A TiO2/CN-decorated wood carbon for efficient clean water production via simultaneous decontamination and evaporation

Abstract

Utilizing renewable solar energy to achieve clean, efficient, and low-cost production of clean water is of great significance. Here, a bifunctional reactor, fabricated via the in-situ growth of titanium dioxide (TiO 2 ) and graphite-phase carbon nitride (CN) in the lumen of wood carbon (WC), was demonstrated. TiO 2 and CN improve the photothermal effects of the hybrid material, while WC acts as an electron acceptor to reduce the recombination rate of photogenerated carriers . A capillary pressure of ∼27.64 kPa ensured the effective capillary rise of water in the reactor. Further, under 1 sun irradiation, the reactor surface temperature increased by thermalization to 87.3 °C in the dry state and 42.6 °C in the wet state. The evaporation rate in contaminated seawater and contaminated water reached 1.49 kg m −2 h −1 and 1.63 kg m −2 h −1 , with efficiency values of 84.8% and 92.1%, respectively. After 120 min of irradiation, the removal rate of rhodamine B (RhB) in contaminated seawater reached 90.5%, while in the case of contaminated water, the removal rates of tetracycline (TC), RhB, methylene blue (MB), and methyl orange (MO) reached 88%, 94%, 96%, and 100%, respectively. Moreover, the evaporated water was free of contaminants.

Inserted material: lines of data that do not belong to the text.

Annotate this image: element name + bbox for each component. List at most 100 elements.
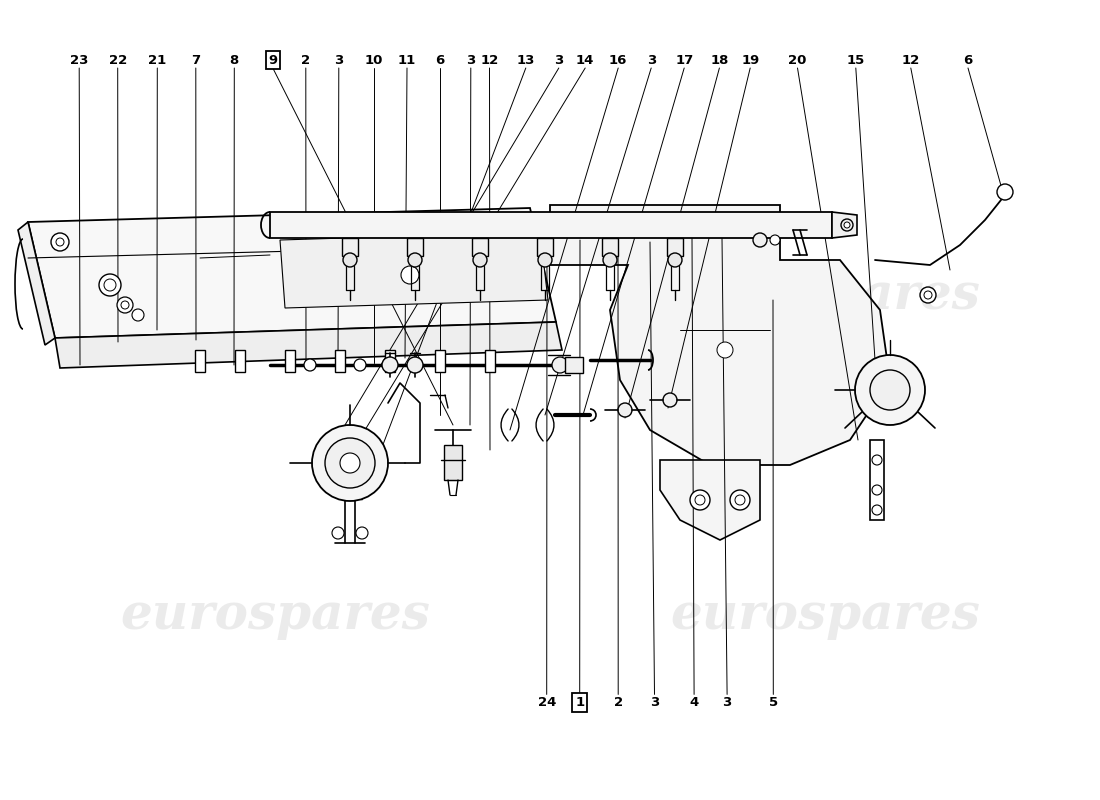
Circle shape [690, 490, 710, 510]
Text: 19: 19 [741, 54, 759, 66]
Text: 12: 12 [902, 54, 920, 66]
Circle shape [402, 266, 419, 284]
Text: 15: 15 [847, 54, 865, 66]
Circle shape [356, 527, 369, 539]
Circle shape [343, 253, 358, 267]
Text: 23: 23 [70, 54, 88, 66]
Bar [385, 350, 395, 372]
Text: 7: 7 [191, 54, 200, 66]
Text: 16: 16 [609, 54, 627, 66]
Circle shape [99, 274, 121, 296]
Circle shape [842, 219, 852, 231]
Circle shape [51, 233, 69, 251]
Circle shape [473, 253, 487, 267]
Bar [195, 350, 205, 372]
Text: 14: 14 [576, 54, 594, 66]
Text: 3: 3 [647, 54, 656, 66]
Circle shape [663, 393, 676, 407]
Circle shape [855, 355, 925, 425]
Circle shape [770, 235, 780, 245]
Text: 13: 13 [517, 54, 535, 66]
Text: 6: 6 [964, 54, 972, 66]
Polygon shape [472, 238, 488, 256]
Polygon shape [18, 222, 55, 345]
Text: eurospares: eurospares [670, 271, 980, 321]
Polygon shape [407, 238, 424, 256]
Circle shape [603, 253, 617, 267]
Circle shape [730, 490, 750, 510]
Text: 1: 1 [575, 696, 584, 709]
Text: eurospares: eurospares [120, 271, 430, 321]
Text: 2: 2 [614, 696, 623, 709]
Circle shape [872, 505, 882, 515]
Circle shape [324, 438, 375, 488]
Text: 10: 10 [365, 54, 383, 66]
Polygon shape [550, 205, 890, 465]
Circle shape [382, 357, 398, 373]
Bar [336, 350, 345, 372]
Polygon shape [342, 238, 358, 256]
Text: 8: 8 [230, 54, 239, 66]
Bar [434, 350, 446, 372]
Bar [870, 440, 884, 520]
Circle shape [552, 357, 568, 373]
Circle shape [332, 527, 344, 539]
Text: 24: 24 [538, 696, 556, 709]
Bar [565, 357, 583, 373]
Text: 3: 3 [650, 696, 659, 709]
Polygon shape [602, 238, 618, 256]
Circle shape [735, 495, 745, 505]
Polygon shape [537, 238, 553, 256]
Circle shape [668, 253, 682, 267]
Circle shape [920, 287, 936, 303]
Circle shape [354, 359, 366, 371]
Text: 17: 17 [675, 54, 693, 66]
Polygon shape [444, 445, 462, 480]
Text: 20: 20 [789, 54, 806, 66]
Text: 3: 3 [466, 54, 475, 66]
Polygon shape [28, 208, 556, 338]
Circle shape [104, 279, 116, 291]
Text: 6: 6 [436, 54, 444, 66]
Bar [235, 350, 245, 372]
Circle shape [312, 425, 388, 501]
Text: 3: 3 [334, 54, 343, 66]
Polygon shape [270, 212, 832, 238]
Text: 18: 18 [711, 54, 728, 66]
Text: 11: 11 [398, 54, 416, 66]
Circle shape [754, 233, 767, 247]
Circle shape [117, 297, 133, 313]
Circle shape [717, 342, 733, 358]
Text: 3: 3 [554, 54, 563, 66]
Polygon shape [667, 238, 683, 256]
Text: eurospares: eurospares [120, 591, 430, 641]
Circle shape [872, 485, 882, 495]
Text: 12: 12 [481, 54, 498, 66]
Circle shape [844, 222, 850, 228]
Bar [285, 350, 295, 372]
Circle shape [997, 184, 1013, 200]
Text: 2: 2 [301, 54, 310, 66]
Circle shape [56, 238, 64, 246]
Text: 9: 9 [268, 54, 277, 66]
Text: 4: 4 [690, 696, 698, 709]
Circle shape [538, 253, 552, 267]
Polygon shape [660, 460, 760, 540]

These results showcase the potential of the proposed reactor technology towards clean water production. • The evaporation rate of the bifunctional reactor with natural porous structure was 1.63 kg m −2 h −1 . • Even growth of TiO 2 and CN in the lumen of wood carbon allowed for simultaneous evaporation and decontamination. • The likely mechanisms of photocatalysis and evaporation in the reactor were proposed.